As regular readers know, I am a member of the SNP and always declare my allegiance whenever I write about political issues. I challenge every other columnist, commentator and political writer to do the same in the run-up to the referendum.

Those writers and commentators who have made up their minds and know how they are going to vote should make it clear at the outset in every column or article that they are a yes or no voter. Those who are undecided should also make that clear. Editors and authors of columns must also declare their political allegiances.

The debate on the Leveson and MacLeveson reports hardly mentioned the serious problem of bias in the media, which boils down to an issue of trust. By law, financial advisers are no longer able to call themselves independent if they only promote one product, so why should journalists and commentators be allowed to masquerade as neutral when they are not?

You may say that bias is obvious, and it usually is. So why, then, have national newspapers not formally declared their support for either the Yes campaign or Better Together?

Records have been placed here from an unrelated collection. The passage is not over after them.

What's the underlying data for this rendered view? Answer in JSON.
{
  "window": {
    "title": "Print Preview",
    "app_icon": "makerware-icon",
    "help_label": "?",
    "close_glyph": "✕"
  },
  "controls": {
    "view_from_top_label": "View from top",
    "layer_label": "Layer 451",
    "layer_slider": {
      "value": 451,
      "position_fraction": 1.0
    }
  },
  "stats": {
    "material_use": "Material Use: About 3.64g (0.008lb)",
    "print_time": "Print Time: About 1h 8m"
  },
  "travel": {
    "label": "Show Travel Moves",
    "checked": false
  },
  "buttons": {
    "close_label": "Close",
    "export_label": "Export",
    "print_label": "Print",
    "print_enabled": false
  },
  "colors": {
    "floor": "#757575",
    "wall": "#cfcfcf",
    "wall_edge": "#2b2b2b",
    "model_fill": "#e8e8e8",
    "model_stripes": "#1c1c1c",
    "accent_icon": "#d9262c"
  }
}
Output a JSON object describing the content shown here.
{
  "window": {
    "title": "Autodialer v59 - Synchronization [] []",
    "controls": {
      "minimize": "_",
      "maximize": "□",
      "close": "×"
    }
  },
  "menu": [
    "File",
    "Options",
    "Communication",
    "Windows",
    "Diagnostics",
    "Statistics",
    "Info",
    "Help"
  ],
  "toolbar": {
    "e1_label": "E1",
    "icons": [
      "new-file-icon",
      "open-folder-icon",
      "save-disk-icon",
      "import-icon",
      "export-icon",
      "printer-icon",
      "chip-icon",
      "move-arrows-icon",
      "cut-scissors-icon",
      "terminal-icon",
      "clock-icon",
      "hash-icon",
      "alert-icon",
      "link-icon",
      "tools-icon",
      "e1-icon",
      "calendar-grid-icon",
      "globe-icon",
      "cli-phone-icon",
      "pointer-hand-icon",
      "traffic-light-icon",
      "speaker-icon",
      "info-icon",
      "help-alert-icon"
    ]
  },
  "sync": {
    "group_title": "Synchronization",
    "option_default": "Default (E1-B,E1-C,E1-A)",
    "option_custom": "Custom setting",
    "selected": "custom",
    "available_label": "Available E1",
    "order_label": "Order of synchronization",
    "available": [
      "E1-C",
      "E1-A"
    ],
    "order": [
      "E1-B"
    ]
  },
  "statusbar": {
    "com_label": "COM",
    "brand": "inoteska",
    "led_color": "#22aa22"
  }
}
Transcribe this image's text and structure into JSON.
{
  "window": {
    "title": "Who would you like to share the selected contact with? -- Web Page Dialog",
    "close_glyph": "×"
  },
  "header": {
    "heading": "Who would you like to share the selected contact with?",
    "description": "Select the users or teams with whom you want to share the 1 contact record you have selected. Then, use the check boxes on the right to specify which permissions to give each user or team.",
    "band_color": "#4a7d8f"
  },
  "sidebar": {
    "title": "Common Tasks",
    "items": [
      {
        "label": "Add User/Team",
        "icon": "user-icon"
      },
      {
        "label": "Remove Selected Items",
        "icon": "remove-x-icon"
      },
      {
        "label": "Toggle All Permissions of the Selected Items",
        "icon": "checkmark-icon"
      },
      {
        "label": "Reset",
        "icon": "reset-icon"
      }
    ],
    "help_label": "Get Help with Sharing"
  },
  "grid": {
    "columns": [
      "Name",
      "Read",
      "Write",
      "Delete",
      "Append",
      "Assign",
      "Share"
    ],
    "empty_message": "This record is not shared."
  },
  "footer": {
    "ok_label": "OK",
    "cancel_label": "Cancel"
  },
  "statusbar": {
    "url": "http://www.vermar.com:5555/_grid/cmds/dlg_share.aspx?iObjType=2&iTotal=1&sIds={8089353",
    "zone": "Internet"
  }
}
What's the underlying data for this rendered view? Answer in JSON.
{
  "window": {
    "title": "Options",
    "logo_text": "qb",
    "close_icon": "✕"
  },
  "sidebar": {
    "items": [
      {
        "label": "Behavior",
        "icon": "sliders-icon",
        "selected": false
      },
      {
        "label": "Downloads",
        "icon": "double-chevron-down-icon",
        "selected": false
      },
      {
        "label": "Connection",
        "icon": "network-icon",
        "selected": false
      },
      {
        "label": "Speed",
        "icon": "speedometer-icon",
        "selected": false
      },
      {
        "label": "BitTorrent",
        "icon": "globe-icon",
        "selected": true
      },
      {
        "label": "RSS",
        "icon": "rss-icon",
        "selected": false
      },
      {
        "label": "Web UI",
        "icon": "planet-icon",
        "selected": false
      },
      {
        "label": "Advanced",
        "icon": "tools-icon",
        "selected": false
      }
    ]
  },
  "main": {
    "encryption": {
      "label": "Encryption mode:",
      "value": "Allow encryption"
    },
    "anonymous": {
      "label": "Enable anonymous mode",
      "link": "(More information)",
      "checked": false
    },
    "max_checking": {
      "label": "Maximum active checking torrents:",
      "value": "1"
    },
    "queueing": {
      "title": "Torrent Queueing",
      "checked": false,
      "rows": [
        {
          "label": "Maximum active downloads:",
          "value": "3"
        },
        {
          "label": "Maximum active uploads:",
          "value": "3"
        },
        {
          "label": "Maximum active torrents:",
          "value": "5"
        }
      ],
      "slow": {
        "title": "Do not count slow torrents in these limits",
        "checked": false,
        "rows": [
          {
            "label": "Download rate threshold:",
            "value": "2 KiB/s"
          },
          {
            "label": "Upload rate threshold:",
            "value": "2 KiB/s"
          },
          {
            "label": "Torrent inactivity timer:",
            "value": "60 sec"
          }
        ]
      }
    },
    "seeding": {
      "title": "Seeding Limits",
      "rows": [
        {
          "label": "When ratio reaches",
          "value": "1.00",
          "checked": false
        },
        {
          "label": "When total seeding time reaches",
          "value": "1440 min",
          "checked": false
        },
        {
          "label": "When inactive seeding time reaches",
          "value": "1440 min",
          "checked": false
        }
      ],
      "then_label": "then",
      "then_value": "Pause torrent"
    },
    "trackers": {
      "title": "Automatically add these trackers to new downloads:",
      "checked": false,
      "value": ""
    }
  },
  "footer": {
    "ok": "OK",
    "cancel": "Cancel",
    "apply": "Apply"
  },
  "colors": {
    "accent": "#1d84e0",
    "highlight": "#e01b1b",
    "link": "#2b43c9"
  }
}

In the run-up to general elections, papers fall over themselves to declare for one or other party, knowing it will not affect their sales. But with this industry in deep trouble and newspaper sales falling, and with the referendum set to be a lot closer than anyone thinks, could it be that proprietors and editors do not wish to risk offending one side or the other, for fear of losing sales?

If so, I think they are wrong. People will want to read every shade of opinion in this, the greatest of all political debates in Scottish history.

However, the people of Scotland will not forget or forgive a lack of integrity on the part of the media, so I say it is time for the Fourth Estate to say where it stands.